Recent studies have shown that nursing homes adopting culture change are disproportionately not-for-profit and CCRC-affiliated, with greater quality of care. Through the lens of diffusion-of-innovation theory, we examined whether Kansas’ Medicaid pay-for-performance program PEAK 2.0, which incents the adoption of person-centered care (PCC) and worker empowerment, succeeded in its goal of spreading adoption to atypical- as well as typical-adopting nursing homes.
We conducted a retrospective cohort study of 349 nursing homes in the state during PEAK 2.0’s existence, 2012–2016. We constructed a data set combining state program data, provider characteristics from CMS data sets, and other demographic information from the 2010 Census. With a series of logistic regression models, we tested whether program joiners differed from nonjoiners by profit status and other demographic factors, as well as quality-related and case-mix factors.

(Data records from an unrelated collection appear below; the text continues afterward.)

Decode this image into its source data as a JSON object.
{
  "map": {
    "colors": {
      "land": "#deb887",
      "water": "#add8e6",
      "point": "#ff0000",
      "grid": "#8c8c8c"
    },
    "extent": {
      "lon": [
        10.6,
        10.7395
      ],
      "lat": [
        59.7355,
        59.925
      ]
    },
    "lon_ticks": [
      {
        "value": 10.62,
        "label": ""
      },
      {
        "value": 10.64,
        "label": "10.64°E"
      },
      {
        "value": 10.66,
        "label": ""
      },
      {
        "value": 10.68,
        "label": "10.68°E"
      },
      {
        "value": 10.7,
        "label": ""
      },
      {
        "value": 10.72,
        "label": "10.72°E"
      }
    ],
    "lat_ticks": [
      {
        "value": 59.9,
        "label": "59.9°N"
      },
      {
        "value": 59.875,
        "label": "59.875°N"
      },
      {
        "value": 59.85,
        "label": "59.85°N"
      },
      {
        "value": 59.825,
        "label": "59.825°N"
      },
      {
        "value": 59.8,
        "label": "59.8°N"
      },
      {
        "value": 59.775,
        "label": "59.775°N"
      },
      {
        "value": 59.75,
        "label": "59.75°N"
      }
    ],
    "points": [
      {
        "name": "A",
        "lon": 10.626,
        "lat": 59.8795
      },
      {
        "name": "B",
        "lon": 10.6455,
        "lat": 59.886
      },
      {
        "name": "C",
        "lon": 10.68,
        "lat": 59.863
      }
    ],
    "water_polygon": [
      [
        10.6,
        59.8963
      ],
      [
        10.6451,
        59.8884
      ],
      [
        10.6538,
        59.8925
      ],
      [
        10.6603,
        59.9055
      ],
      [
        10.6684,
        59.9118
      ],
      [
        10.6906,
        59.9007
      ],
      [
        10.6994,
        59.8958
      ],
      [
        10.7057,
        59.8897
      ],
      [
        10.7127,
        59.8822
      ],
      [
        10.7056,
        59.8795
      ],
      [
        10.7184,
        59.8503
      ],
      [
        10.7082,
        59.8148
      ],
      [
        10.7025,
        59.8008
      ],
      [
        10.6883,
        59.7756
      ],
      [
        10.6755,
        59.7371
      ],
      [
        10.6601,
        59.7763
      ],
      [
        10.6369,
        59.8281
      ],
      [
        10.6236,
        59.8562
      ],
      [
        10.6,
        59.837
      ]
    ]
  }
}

We found that in PEAK 2.0’s first year, 2012, adopters were more likely to be not-for-profit and part of a CCRC, with higher occupancy rates and greater quality. However, by 2013 these associations became marginal, and in 2014 and 2015, we found no differences between program joiners and nonjoiners.
The results show that by PEAK 2.0’s third year, the program—with its large financial incentive and other potentially important characteristics—succeeded in attracting a large set of nursing homes whose demographics were representative of those in the state. This is important because other studies have found that the adoption of PCC is associated with improved health and well-being for residents.